The HPDA terrabyte platform relies on effective interaction between these four components, which have been driven the design of the platform:

  1. Direct data access on all compute nodes: All relevant EO data sets are available online for analysis centrally and in close proximity to the processing systems. Additional user data can also be conveniently imported. All data is accessible via a Spatial Temporal Asset Catalog (STAC) Application Programming Interface (API). Currently, global data from Sentinel, Landsat, MODIS, VIIRS, Meteosat, ENVISAT, and ERS satellites and sensors are available. Additionally, Analysis vcReady Data (ARD) of Sentinel-1 and Sentinel-2 are produced and provided for further analysis.

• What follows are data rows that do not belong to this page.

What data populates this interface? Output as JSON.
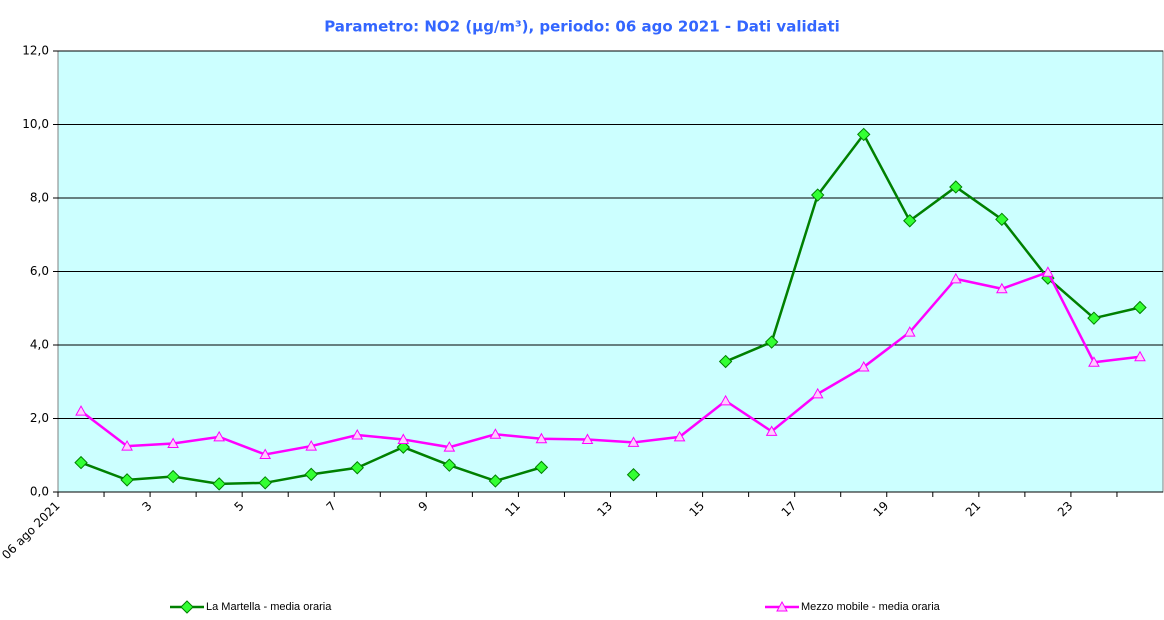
{
  "chart_data": {
    "type": "line",
    "title": "Parametro: NO2 (µg/m³), periodo: 06 ago 2021 - Dati validati",
    "categories": [
      "06 ago 2021",
      null,
      "3",
      null,
      "5",
      null,
      "7",
      null,
      "9",
      null,
      "11",
      null,
      "13",
      null,
      "15",
      null,
      "17",
      null,
      "19",
      null,
      "21",
      null,
      "23",
      null
    ],
    "series": [
      {
        "name": "La Martella - media oraria",
        "color": "#008000",
        "values": [
          0.8,
          0.33,
          0.42,
          0.22,
          0.25,
          0.48,
          0.66,
          1.22,
          0.73,
          0.3,
          0.67,
          null,
          0.47,
          null,
          3.55,
          4.08,
          8.08,
          9.73,
          7.38,
          8.3,
          7.42,
          5.82,
          4.73,
          5.02
        ]
      },
      {
        "name": "Mezzo mobile - media oraria",
        "color": "#ff00ff",
        "values": [
          2.2,
          1.25,
          1.32,
          1.5,
          1.02,
          1.25,
          1.55,
          1.43,
          1.22,
          1.57,
          1.45,
          1.43,
          1.35,
          1.5,
          2.48,
          1.65,
          2.67,
          3.4,
          4.35,
          5.8,
          5.53,
          5.98,
          3.53,
          3.68
        ]
      }
    ],
    "ylim": [
      0,
      12
    ],
    "yticks": [
      {
        "value": 0,
        "label": "0,0"
      },
      {
        "value": 2,
        "label": "2,0"
      },
      {
        "value": 4,
        "label": "4,0"
      },
      {
        "value": 6,
        "label": "6,0"
      },
      {
        "value": 8,
        "label": "8,0"
      },
      {
        "value": 10,
        "label": "10,0"
      },
      {
        "value": 12,
        "label": "12,0"
      }
    ],
    "grid": true,
    "background": "#ccffff",
    "legend": "bottom"
  }
}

  2. Close interaction between archive and online cache: Since the online data storage is not unlimited in size (currently 50 Petabytes), currently unneeded data is displaced by newer data, but can be restored at any time from the DLR archive of the German Remote Sensing Data Center (currently 60 Petabytes of EO data) or other archives (e.g., ESA Copernicus Dataspace Ecosystem, USGS, NASA). A dedicated 10 Gigabit/s connection between the LRZ in Garching near Munich and Oberpfaffenhofen has been activated for this purpose to link both storage systems. Together, terrabyte’s online storage and DLR’s Satellite data archive provide more than 100 Petabyte of relevant Earth Observation data for use in different applications.
  3. Ease of use: A comprehensive service package has been put together for DLR researchers so that they can use terrabyte conveniently and effectively. Higher-level services are provided to simplify the usage of the infrastructure: e.g., JupyterLab (“bring your own environment”) and QGIS in the browser via the terrabyte Portal, Charliecloud and Apptainer as Docker alternative, SLURM as workload manager, STAC metadata API to discover and filter available data curated by terrabyte and also users (“bring your own data”), and data cube analyses based on Open Data Cube, xarray, and Dask.
  4. Hybrid computing resources: terrabyte connects traditional High-Performance Computing (HPC) and Kubernetes-based cloud services. terrabyte combines 44.000 virtual CPU cores and 188 NVIDIA GPUs computing resources as an HPC cluster close to the Earth Observation data storage. In addition, web services can be launched in a scalable Kubernetes cluster providing central services as well as user-specific “application as a service” environments.

terrabyte is DLR's specific response to the immensely growing volume of Earth observation data and the need to generate important information on societal challenges and global change. Together with international partners, DLR is already working on methods and systems to provide access to these ever-increasing volumes of data in an effective and resource-efficient manner.